On Monday, 13 January 2025 at 08:16:48 UTC, Walter Bright wrote:

No language that I’ve seen allows executing undefined behavior at CTFE. (This does not include optimizations, which are never required by the language.) In fact, if a function can be executed at CTFE, it’s a great way to test for accidental UB.

On Monday, 13 January 2025 at 16:13:10 UTC, Dukc wrote:

That’s simply wrong. @safe code can call @trusted code and that can execute undefined behavior if it has a bug.

On Thursday, 23 January 2025 at 16:20:21 UTC, Quirin Schroll wrote:

Yes, if we're precise about it.

It doesn't contradict what I meant though. Since D has @safe, things like overflows, uninitialised variables, underflows, attempting to modify a string literal etc. have to be defined behaviour. The C standard mostly handles these by saying "Undefined behaviour. Just don't do it." but the D spec can't, otherwise @safe wouldn't do what it's supposed to, CTFE or no.

Because of that, the D spec doesn't require a lot of paper to accomodate for CTFE, but it would require a big overhaul of the C spec unless it can allow compile-time undefined behaviour somehow.

On Monday, 13 January 2025 at 17:53:36 UTC, Walter Bright wrote:

You're thinking about implementing the engine. But I'm talking about rewrite of the standard. Wouldn't the committee suddently have to remove and define the majority of undefined behaviours from the spec, at least when executed at compile time? Just think how many undefined behaviours C has. I think it'd mandate lots and lots of extra paperwork and design debates.

I'm not saying it couldn't be done, but it's hardly the obvious low-hanging fruit your article claims.

On Wednesday, 29 January 2025 at 09:57:27 UTC, Dukc wrote:

Actually they are in process of removing a few UB traps,

https://www.open-std.org/jtc1/sc22/wg14/www/wg14_document_log.htm

See "Slay Some Earthly Demons" proposals.

On Tuesday, 28 January 2025 at 12:38:25 UTC, Dukc wrote:

What is CTFE-able in D is pretty vague and includes UB. C++, from C++11 onward, went through all hurdles defining what constexpr included and what it doesn’t, making sure to absolutely catch any UB. That means two things:

• Ideally, constexpr is consistent over all compilers, and for the most part, it actually is.
• Things that obviously could be constexpr sometimes aren’t (e.g. std::bitset has constexpr support since C++23, but I see no reason why it can’t have it in C++11, except the to_string function).

D’s approach to CTFE is maximal pragmatism. If control-flow reaches a statement that cannot be executed at CTFE (for possibly many reasons among which are UB and a call to an extern function) it errors. There’s no attempt to specify what is and isn’t included. And it’s not even enforced in all cases.
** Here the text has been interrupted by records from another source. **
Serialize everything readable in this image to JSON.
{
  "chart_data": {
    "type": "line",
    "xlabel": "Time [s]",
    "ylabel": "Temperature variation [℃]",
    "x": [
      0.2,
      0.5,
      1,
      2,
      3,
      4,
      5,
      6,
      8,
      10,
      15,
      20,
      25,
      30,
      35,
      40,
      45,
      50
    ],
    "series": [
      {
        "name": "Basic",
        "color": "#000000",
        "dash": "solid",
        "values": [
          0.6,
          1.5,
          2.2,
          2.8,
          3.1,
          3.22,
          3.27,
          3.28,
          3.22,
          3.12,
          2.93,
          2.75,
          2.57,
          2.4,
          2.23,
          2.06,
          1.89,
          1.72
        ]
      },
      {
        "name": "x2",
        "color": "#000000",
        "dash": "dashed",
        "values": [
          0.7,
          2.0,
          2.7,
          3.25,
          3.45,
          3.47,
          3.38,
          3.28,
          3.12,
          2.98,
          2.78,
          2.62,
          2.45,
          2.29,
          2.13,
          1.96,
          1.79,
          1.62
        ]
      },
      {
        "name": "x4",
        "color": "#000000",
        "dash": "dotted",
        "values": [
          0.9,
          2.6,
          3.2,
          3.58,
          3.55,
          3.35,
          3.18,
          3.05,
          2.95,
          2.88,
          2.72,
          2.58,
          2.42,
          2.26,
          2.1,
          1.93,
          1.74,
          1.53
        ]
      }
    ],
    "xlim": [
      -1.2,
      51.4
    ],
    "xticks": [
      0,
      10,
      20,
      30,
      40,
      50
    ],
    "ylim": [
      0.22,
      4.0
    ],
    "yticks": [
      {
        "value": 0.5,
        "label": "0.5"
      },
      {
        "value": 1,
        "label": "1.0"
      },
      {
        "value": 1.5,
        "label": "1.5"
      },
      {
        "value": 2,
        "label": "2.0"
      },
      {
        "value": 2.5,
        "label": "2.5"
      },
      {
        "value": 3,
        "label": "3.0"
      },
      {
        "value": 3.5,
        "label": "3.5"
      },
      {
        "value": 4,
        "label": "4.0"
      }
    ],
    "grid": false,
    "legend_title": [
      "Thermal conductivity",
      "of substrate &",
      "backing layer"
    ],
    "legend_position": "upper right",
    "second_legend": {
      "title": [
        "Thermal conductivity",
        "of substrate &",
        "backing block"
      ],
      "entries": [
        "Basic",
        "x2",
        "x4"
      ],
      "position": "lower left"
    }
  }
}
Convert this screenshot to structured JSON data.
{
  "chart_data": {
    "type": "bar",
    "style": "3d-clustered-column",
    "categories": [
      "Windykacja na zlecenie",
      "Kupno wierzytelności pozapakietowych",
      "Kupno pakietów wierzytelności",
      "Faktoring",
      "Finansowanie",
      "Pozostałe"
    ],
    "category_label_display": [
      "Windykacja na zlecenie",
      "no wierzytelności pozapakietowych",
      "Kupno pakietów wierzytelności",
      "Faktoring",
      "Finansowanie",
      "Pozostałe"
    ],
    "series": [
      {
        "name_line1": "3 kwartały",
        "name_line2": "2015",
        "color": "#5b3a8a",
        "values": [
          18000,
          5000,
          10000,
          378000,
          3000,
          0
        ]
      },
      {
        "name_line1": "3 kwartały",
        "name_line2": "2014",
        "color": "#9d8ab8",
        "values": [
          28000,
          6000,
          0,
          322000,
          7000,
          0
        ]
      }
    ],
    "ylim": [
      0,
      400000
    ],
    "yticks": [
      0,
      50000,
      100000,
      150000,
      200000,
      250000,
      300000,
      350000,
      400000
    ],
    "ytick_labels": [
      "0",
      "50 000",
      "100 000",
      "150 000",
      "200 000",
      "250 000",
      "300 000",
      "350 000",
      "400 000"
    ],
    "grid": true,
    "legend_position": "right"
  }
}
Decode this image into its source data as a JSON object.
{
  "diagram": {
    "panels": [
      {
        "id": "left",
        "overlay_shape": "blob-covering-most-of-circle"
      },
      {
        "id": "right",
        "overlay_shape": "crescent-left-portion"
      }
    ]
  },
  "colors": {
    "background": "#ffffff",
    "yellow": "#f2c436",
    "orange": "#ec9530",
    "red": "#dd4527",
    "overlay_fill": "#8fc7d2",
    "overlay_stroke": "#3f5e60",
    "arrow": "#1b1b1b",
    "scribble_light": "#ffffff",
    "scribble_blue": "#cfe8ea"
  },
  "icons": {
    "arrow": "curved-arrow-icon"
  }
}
The simplest form of UB is violating const; it’s easily observed when it happens. Let’s see for C++:

constexpr int& f(const int& x)
{
    // UB if `x` is actually `const`
    // OK if `x` is actually mutable
    return const_cast<int&>(x) = 0;
}

constexpr int g(bool ub)
{
    const int x = 10;
    int y = 10;
    return ub ? f(x) : f(y);
}

static_assert(g(0) == 0); // passes
static_assert(g(1) == 0); // error, executes UB

Now D:

ref int f(const ref int x) => cast()x = 0;

int g(bool ub)
{
    immutable int x = 10;
    int y = 10;
    return ub ? f(x) : f(y);
}

int h(bool ub)
{
    immutable int x = 10;
    int y = 10;
    if (ub)
    {
        f(x);
        return x;
    }
    else
    {
        f(y);
        return y;
    }
}

static assert(g(0) == 0); // passes, executes UB
static assert(g(1) == 0); // passes, executes UB

static assert(h(0) == 0); // passes, executes UB
static assert(h(1) == 0); // fails (h(1) == 10), executes UB

The issue here is, another compiler might give you 0 or 10 for any of these. Modifying const objects is not implementation defined, which would be the only way to justify it.

Ideally, CTFE-ing a function tests that the taken control-flow path is UB-free. In C++, one can do that. In D, it seems, one cannot rely on that. If we could, @trusted would be a lot better, actually, as one could compile-time test at least some @trusted functions.